Apparently, based on the blurb on the back of my ARC, this is based off an old Superman radio show broadcast from the 1940s called "Clan of the Fiery Cross." Here, Yang breathes Superman to life in a really interesting way. The stars of the story are a Chinese-American family, the Lees, moving to Metropolis from Chinatown. The father is a doctor and the mom stays at home with the kids, Roberta and Tommy, who have Western names to help fit in.

Most of the Metropolis kids are really friendly to the Lees, although they sometimes say things on accident that come across as mildly offensive due to their ignorance. Tommy is more willing to laugh things off and be self-deprecating, but his younger sister, Roberta, is more sensitive, and doesn't think that they should have to make fun of their culture to get along with others. But there is one kid who goes out of his way to be rude, and as it turns out, his father is a white supremacist who hates not just the Lees but anyone who is different, and has sinister plans in the pipeline.

Juxtaposed against this, we see a very young Superman, who is still tortured by his own childhood of being a literal alien and not fitting in. He hasn't come into all of his powers yet, and he struggles with the desire to use his abilities to do good and being branded as some kind of freak by the people whose acceptance he craves. It's very touching and sweet, and I think relatable to anyone who has ever felt like an outcast.

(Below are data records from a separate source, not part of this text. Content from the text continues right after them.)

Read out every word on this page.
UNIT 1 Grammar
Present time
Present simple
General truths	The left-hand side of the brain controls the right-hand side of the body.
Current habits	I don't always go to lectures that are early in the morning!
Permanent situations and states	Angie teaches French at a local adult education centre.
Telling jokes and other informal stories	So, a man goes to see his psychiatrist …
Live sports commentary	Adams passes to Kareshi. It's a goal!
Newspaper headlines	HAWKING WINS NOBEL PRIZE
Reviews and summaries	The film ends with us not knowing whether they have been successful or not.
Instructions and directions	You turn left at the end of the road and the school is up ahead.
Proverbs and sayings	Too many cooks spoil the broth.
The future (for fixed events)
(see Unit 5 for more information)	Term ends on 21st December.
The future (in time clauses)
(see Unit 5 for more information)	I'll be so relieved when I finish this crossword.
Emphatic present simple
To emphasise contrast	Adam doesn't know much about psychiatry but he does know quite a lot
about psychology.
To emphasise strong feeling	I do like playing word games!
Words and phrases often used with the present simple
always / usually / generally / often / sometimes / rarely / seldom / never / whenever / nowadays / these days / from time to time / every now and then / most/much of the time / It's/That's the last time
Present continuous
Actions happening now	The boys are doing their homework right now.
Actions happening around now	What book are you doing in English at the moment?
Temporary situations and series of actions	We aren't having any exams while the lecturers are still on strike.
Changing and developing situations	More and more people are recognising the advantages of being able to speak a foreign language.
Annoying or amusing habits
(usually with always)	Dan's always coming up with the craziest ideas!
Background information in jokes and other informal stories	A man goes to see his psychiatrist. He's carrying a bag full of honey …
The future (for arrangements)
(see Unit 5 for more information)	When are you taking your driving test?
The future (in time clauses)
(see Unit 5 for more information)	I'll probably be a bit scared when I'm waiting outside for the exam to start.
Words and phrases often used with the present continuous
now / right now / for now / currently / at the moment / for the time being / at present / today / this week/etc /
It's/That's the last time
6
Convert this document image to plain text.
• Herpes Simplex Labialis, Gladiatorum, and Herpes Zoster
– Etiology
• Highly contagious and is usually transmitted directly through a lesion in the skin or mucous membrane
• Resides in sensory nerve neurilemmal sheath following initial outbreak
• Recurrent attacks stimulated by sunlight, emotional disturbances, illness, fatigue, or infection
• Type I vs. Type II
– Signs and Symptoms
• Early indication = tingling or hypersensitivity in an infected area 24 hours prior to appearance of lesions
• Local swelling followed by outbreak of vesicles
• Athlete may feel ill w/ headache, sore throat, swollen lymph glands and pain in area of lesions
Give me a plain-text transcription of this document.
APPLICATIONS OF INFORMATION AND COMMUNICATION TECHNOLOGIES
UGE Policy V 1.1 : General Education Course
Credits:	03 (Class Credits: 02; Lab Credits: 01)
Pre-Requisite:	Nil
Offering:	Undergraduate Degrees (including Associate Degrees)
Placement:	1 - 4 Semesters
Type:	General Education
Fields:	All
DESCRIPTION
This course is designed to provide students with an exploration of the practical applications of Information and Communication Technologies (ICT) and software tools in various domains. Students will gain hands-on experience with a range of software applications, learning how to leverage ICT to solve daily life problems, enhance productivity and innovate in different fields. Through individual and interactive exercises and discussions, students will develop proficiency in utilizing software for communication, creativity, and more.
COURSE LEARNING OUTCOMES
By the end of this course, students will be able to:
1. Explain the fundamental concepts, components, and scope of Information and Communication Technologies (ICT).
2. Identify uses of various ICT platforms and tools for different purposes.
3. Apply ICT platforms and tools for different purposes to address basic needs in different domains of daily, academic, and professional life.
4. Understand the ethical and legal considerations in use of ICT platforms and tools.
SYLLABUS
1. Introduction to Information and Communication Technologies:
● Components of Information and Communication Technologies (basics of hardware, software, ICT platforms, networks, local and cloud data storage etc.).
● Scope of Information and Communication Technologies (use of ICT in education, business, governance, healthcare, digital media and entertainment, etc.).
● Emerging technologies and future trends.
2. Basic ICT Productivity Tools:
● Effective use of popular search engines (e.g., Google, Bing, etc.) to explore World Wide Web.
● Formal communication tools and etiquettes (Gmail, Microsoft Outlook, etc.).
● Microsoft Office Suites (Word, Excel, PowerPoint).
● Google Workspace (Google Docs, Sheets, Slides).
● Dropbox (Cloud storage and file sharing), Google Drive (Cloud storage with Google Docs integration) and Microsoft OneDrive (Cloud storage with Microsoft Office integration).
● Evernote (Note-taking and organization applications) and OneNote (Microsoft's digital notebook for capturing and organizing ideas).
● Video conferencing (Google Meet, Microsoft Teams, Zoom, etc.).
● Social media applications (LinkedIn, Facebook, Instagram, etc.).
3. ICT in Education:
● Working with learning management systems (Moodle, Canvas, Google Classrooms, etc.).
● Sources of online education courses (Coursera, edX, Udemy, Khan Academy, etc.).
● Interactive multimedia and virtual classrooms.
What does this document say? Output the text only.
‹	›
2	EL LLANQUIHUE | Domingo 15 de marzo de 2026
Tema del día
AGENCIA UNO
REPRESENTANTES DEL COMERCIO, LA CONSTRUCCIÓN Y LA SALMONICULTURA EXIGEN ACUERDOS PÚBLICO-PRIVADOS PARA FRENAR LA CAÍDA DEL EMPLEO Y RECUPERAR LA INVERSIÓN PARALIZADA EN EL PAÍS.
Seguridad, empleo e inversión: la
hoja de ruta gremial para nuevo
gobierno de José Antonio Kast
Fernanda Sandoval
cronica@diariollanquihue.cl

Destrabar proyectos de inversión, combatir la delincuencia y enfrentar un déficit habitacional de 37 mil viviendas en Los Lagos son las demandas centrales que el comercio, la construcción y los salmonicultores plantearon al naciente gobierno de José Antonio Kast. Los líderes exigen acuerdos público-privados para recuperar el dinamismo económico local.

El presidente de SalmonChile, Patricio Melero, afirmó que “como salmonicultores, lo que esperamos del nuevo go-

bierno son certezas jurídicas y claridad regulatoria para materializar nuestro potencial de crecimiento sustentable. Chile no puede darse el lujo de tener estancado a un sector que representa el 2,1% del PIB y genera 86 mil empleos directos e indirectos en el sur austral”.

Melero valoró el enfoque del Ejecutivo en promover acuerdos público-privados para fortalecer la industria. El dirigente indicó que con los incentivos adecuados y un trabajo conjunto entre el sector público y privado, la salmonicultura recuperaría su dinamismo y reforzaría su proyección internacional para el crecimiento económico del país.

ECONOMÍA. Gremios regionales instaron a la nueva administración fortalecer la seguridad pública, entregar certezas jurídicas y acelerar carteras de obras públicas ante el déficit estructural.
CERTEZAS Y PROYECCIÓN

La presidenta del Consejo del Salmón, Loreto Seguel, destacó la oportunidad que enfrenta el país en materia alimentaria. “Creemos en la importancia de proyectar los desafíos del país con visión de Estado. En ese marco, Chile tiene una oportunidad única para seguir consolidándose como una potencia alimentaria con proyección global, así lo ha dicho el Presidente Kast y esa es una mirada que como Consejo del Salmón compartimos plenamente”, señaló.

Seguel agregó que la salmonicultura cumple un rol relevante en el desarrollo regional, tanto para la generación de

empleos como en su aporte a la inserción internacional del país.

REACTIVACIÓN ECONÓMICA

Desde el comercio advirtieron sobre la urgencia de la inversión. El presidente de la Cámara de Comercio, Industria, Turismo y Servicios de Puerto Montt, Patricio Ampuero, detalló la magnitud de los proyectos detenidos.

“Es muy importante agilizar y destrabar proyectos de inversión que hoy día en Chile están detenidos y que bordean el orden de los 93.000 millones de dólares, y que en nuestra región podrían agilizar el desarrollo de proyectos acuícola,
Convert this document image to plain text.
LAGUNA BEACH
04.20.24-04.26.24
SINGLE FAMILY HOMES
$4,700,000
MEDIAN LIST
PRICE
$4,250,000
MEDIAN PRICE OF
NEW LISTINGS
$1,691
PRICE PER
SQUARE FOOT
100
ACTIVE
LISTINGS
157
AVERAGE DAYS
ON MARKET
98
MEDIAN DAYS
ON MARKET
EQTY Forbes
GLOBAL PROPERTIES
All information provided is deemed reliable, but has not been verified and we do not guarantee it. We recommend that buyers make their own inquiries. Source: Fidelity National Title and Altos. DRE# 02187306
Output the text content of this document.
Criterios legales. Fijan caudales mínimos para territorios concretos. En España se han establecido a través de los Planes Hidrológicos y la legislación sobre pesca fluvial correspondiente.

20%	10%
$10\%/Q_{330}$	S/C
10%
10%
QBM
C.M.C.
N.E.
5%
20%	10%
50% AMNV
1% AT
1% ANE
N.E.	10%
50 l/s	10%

It also shows why the idea of discrimination seems to affect him so strongly, so personally; he knows firsthand what it's like to feel like you're different and alone.

I love the way that Yang and Gurihiru captured the 1940s with their art and dialogue. It is progressive without being anachronistic, and there are some really interesting parallels between the use of alien invaders in horror movies and pulp and the increase of xenophobic sentiments among folks as the demographics of cities and their surrounding suburbs change. This is very subtly illustrated with a horror movie the kids are watching together where the alien villain looks Asian.

SUPERMAN SMASHES THE KLAN is a young adult comic but it can and should be enjoyed by everyone. The positive themes of community and welcoming, and kindness triumphing over evil, were exactly what I needed to read right now. It's a comic that shows, beautifully, that even though some people live out their lives with hate in their hearts, not everyone is beyond redemption-- but they need to redeem themselves, and not at the expense of those whose suffering they have contributed to. It's also a story about learning to examine your own biases, even if you're within a marginalized group, and the importance of opening yourself up to the fear of hurt in order to reach out and make connections. Just an abundance of positive messages everywhere, couched in a dark and surprisingly knuckle-tightening storyline. I enjoyed this much more than I thought I would.

(And I thought I would enjoy it a lot.)

Thanks to the publisher for sending me a copy in exchange for an honest review!